A quel moment penser à un traitement ?

Il n’y a pas d’âge pour perdre ses cheveux ; vous pouvez constater une chute anormale très jeune : 16-17 ans ou plus tard.

  • Chez les femmes, la chute de cheveux apparait souvent en période adulte, rarement à l’adolescence. Elle est angoissante et impose, dans tous les cas, un bilan hormonal (prise de sang, consultation chez le gynécologue ou l’endocrinologue) et un diagnostic dermatologique. Elle fera aussi l’objet d’une prise en compte des «mauvaises» habitudes capillaires : tressage, compléments capillaires ou extensions, défrisage, lissage, etc.
  • Chez l’homme, pour le patient jeune, une angoisse légitime de l’identification à une figure du père ou des grands pères est à prendre en compte. Pour le patient plus âgé, ce sont des pertes de cheveux sectorielles qui alertent : golfes qui se creusent, ligne antérieure qui recule, tonsure qui s’installe, etc.
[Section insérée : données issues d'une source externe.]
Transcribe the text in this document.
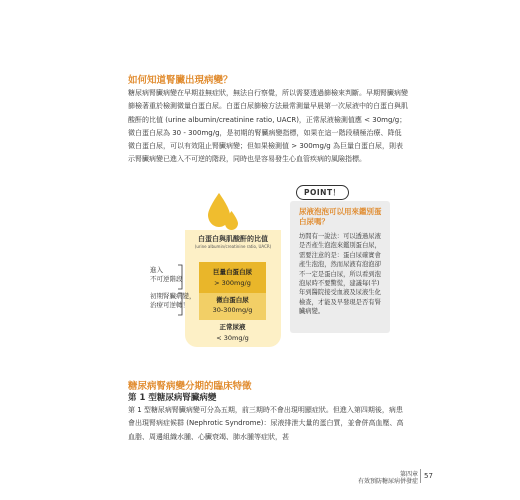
如何知道腎臟出現病變？

糖尿病腎臟病變在早期並無症狀，無法自行察覺，所以需要透過篩檢來判斷。早期腎臟病變篩檢著重於檢測微量白蛋白尿。白蛋白尿篩檢方法最常測量早晨第一次尿液中的白蛋白與肌酸酐的比值 (urine albumin/creatinine ratio, UACR)，正常尿液檢測值應 < 30mg/g；微白蛋白尿為 30 - 300mg/g，是初期的腎臟病變指標，如果在這一階段積極治療、降低微白蛋白尿，可以有效阻止腎臟病變；但如果檢測值 > 300mg/g 為巨量白蛋白尿，則表示腎臟病變已進入不可逆的階段，同時也是容易發生心血管疾病的風險指標。

白蛋白與肌酸酐的比值

(urine albumin/creatinine ratio, UACR)

巨量白蛋白尿
> 300mg/g
微白蛋白尿
30-300mg/g
正常尿液
< 30mg/g

進入
不可逆階段

初期腎臟病變，
治療可逆轉！

POINT！

尿液泡泡可以用來鑑別蛋白尿嗎？

坊間有一說法：可以透過尿液是否產生泡泡來鑑別蛋白尿，需要注意的是：蛋白尿確實會產生泡泡，然而尿液有泡泡卻不一定是蛋白尿，所以看到泡泡尿時不要驚慌，建議每(半)年到醫院接受血液及尿液生化檢查，才能及早發現是否有腎臟病變。

糖尿病腎病變分期的臨床特徵
第 1 型糖尿病腎臟病變

第 1 型糖尿病腎臟病變可分為五期，前三期時不會出現明顯症狀。但進入第四期後，病患會出現腎病症候群 (Nephrotic Syndrome)：尿液排泄大量的蛋白質，並會併高血壓、高血脂、周邊組織水腫、心臟衰竭、肺水腫等症狀，甚

第四章

有效預防糖尿病併發症

57
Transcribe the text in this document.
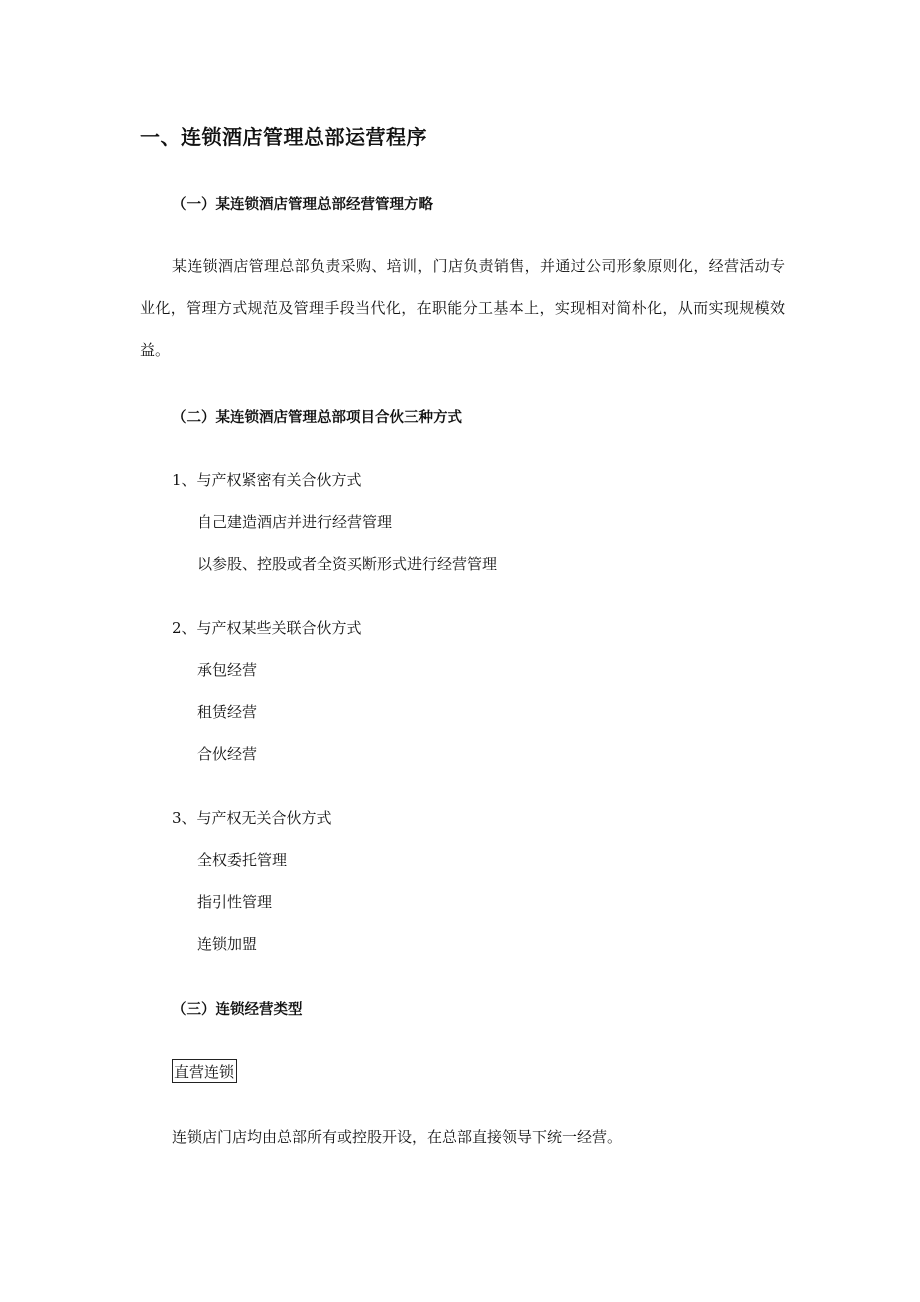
一、连锁酒店管理总部运营程序
（一）某连锁酒店管理总部经营管理方略
某连锁酒店管理总部负责采购、培训，门店负责销售，并通过公司形象原则化，经营活动专业化，管理方式规范及管理手段当代化，在职能分工基本上，实现相对简朴化，从而实现规模效益。
（二）某连锁酒店管理总部项目合伙三种方式
1、与产权紧密有关合伙方式
自己建造酒店并进行经营管理
以参股、控股或者全资买断形式进行经营管理
2、与产权某些关联合伙方式
承包经营
租赁经营
合伙经营
3、与产权无关合伙方式
全权委托管理
指引性管理
连锁加盟
（三）连锁经营类型
直营连锁
连锁店门店均由总部所有或控股开设，在总部直接领导下统一经营。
Les cheveux vont tomber progressivement ; vous les retrouverez dans la douche, sur l’oreiller, mais surtout sur le peigne ou la brosse.

C’est cette perte, d’abord localisée, qui va vous alerter. Chez la femme, la perte est plus diffuse que chez l’homme mais tout aussi anxiogène.

Il est temps de penser à un traitement adapté lorsque vos pertes sont visibles dans le miroir (golfe, ligne antérieure, tonsure ou éclaircissement) et dès lors que cette chute de cheveux nuit à votre bien-être.

Le type de perte de cheveux ainsi que le mode de traitement seront diagnostiqués lors de notre première consultation, un protocole de soins sera établi, étayé par un avis médical, endocrinologique, si nécessaire.

 + d’info sur le traitement de la chute de cheveux ?

Les différents traitements de la chute des cheveux se déclinent en premiers soins médicaux, en injection de PRP (Plasma Riche en Plaquette) et Cellules souche graisseuses ou en une intervention de chirurgie de la calvitie et de greffe de cheveux par implants capillaires.